C’est un jeune garçon, des larmes coulent sur son visage.
    Le chamane se tut, demeura immobile. Craignant que son cœur
n’ait lâché, Temüge se pencha vers lui, lui toucha légèrement l’épaule. Kökötchu
sursauta, se tordit en émettant de nouveau des sons dépourvus de sens. Puis il
se calma et la voix basse reprit :
    — Je vois des trésors, un tribut. Des milliers de
chariots et d’esclaves. De la soie, des armes. Des montagnes de jade, assez
hautes pour masquer le ciel. Pour bâtir un empire. Elles brillent !
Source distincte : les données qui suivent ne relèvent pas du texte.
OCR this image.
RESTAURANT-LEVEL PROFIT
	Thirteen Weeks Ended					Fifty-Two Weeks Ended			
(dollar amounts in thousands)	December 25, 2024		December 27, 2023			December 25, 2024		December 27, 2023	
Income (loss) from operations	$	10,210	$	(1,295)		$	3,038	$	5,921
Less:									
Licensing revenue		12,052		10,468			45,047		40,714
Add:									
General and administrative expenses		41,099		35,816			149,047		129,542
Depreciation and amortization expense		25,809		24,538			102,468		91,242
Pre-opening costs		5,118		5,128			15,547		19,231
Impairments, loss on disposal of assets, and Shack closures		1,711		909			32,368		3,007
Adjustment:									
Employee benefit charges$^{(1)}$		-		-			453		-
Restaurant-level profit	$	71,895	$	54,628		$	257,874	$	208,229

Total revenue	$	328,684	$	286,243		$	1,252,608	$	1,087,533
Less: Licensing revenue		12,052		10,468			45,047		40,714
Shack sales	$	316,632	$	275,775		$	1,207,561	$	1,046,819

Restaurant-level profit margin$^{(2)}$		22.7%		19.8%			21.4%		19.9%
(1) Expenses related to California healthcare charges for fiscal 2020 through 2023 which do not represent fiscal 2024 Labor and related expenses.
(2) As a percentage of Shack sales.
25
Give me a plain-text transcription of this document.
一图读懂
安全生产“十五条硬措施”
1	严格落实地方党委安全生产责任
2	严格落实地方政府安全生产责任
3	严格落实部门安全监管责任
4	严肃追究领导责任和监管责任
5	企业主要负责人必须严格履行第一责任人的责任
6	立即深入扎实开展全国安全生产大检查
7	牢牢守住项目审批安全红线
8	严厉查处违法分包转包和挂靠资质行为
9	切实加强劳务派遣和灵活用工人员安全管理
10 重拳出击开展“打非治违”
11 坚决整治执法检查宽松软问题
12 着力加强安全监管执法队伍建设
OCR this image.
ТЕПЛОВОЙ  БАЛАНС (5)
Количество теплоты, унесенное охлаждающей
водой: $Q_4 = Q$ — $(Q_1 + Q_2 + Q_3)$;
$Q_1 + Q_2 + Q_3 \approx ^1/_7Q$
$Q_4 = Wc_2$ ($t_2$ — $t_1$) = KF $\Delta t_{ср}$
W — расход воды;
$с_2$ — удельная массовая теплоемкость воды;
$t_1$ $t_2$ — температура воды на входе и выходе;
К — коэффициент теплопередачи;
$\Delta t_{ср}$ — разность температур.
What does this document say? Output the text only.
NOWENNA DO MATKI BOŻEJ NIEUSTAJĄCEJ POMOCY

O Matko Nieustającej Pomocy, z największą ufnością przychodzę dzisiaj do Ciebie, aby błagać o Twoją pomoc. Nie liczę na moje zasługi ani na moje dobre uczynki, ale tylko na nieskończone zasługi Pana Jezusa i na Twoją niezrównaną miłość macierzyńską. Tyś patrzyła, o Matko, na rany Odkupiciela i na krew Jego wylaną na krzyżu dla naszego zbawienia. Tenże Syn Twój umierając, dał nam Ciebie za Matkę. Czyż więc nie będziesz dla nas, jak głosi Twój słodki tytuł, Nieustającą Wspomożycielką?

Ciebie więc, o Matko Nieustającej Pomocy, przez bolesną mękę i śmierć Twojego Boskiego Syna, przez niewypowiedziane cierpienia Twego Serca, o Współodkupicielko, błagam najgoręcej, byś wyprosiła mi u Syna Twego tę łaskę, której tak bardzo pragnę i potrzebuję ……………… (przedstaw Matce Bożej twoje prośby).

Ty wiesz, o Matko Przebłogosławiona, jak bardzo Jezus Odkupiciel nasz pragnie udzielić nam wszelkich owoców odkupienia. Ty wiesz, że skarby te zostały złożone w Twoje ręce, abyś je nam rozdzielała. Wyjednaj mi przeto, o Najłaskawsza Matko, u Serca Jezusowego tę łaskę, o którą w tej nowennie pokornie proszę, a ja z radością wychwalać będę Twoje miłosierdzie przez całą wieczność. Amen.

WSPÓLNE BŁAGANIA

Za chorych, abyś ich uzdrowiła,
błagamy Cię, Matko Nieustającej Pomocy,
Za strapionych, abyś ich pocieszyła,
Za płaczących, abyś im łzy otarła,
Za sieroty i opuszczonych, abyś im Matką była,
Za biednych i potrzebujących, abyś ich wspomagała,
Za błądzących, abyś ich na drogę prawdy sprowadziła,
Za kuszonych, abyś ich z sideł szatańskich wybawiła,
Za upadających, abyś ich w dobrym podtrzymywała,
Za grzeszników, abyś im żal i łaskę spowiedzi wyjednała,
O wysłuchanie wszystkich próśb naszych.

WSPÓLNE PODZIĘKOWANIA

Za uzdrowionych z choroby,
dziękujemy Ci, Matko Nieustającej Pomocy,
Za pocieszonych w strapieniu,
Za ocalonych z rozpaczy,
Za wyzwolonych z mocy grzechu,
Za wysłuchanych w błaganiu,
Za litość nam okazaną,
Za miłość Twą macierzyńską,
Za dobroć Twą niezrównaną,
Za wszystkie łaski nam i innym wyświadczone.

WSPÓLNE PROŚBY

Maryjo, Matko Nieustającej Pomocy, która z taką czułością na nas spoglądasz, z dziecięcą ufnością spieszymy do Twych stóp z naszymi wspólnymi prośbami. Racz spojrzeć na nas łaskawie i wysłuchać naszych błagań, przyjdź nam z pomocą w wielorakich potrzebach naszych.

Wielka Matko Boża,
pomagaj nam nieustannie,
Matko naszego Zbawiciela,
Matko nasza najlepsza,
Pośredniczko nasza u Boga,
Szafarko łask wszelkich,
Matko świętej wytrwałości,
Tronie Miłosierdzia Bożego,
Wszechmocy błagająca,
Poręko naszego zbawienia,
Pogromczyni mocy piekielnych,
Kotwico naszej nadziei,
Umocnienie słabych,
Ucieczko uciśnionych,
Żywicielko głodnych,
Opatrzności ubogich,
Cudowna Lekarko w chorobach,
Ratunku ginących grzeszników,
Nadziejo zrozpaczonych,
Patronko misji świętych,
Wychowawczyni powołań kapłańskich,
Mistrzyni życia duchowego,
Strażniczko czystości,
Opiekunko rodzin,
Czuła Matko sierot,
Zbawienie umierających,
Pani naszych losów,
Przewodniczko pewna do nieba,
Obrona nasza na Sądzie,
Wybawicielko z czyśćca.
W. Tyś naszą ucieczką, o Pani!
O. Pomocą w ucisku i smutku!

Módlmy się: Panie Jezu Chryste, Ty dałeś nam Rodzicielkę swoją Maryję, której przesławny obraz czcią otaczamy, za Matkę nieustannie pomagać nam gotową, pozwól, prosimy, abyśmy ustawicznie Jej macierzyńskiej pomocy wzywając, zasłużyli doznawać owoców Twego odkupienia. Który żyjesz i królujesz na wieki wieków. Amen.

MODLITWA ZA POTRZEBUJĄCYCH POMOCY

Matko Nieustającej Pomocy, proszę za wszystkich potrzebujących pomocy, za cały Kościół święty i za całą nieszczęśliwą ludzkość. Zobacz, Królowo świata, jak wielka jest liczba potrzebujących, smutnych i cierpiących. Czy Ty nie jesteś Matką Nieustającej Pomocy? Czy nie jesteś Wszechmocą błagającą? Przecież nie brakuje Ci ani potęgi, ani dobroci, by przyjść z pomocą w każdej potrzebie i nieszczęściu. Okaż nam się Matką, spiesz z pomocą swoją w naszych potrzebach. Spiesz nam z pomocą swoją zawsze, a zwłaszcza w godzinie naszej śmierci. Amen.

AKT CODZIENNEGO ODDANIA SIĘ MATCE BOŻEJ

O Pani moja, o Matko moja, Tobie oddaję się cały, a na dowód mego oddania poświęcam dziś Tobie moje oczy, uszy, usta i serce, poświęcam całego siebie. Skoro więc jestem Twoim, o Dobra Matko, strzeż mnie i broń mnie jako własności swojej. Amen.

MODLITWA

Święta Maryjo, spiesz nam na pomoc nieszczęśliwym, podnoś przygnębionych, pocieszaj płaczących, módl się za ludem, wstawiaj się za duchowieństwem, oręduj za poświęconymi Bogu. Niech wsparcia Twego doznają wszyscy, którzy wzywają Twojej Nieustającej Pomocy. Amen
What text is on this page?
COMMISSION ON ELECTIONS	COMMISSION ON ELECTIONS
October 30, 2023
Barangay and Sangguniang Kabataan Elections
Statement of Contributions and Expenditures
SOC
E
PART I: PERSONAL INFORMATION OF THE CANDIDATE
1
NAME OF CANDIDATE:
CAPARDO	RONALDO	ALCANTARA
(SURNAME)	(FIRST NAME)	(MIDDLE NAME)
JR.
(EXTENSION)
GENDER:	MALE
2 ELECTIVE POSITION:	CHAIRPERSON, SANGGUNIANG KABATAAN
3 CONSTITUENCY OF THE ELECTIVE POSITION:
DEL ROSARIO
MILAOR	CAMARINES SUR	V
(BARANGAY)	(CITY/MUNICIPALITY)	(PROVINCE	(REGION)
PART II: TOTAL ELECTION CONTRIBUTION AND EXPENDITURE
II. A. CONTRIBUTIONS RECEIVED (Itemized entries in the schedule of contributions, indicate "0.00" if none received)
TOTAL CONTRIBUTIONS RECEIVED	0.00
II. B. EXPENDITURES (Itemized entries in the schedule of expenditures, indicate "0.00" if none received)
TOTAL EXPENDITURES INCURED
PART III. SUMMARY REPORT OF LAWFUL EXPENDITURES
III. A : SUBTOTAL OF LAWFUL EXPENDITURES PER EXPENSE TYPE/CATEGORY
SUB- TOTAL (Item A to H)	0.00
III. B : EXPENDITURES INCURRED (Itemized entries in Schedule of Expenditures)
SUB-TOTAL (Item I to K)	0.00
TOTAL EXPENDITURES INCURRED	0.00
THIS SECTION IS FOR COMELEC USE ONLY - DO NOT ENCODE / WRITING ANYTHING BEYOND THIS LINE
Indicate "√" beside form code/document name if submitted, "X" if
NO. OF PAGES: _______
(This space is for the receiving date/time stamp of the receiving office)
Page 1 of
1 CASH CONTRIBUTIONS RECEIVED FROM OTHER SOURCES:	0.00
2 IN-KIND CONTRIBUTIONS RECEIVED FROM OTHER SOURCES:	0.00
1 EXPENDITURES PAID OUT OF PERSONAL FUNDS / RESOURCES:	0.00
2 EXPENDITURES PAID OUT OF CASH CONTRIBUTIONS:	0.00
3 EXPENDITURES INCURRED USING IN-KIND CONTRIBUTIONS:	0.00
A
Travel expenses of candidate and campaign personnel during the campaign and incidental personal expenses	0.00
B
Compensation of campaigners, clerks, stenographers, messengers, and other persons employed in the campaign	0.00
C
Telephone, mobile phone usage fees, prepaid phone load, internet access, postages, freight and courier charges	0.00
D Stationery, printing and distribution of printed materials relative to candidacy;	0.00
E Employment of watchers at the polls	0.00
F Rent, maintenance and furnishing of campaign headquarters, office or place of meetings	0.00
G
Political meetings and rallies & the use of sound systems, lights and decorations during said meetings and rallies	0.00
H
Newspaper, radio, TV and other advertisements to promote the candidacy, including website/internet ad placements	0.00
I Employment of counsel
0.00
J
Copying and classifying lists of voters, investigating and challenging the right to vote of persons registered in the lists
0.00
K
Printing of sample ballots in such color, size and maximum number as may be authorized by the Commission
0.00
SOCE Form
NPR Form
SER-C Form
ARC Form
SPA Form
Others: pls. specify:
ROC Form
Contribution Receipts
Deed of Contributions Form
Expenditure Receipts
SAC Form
    Temüge attendit la suite mais rien ne vint. Son frère, appuyé
contre le treillis d’osier de la yourte, ronflait doucement. La respiration de Kökötchu
devint régulière, ses poings s’ouvrirent et lui aussi s’endormit. Temüge se
retrouva de nouveau seul, impressionné par les mots qu’il venait d’entendre. L’un
des deux hommes s’en souviendrait-il ? Lui-même gardait de ses visions un
souvenir au mieux imprécis mais il se rappela que Kökötchu n’avait pas pris de
pâte noire. Il raconterait sans nul doute à Gengis ce qu’il avait vu.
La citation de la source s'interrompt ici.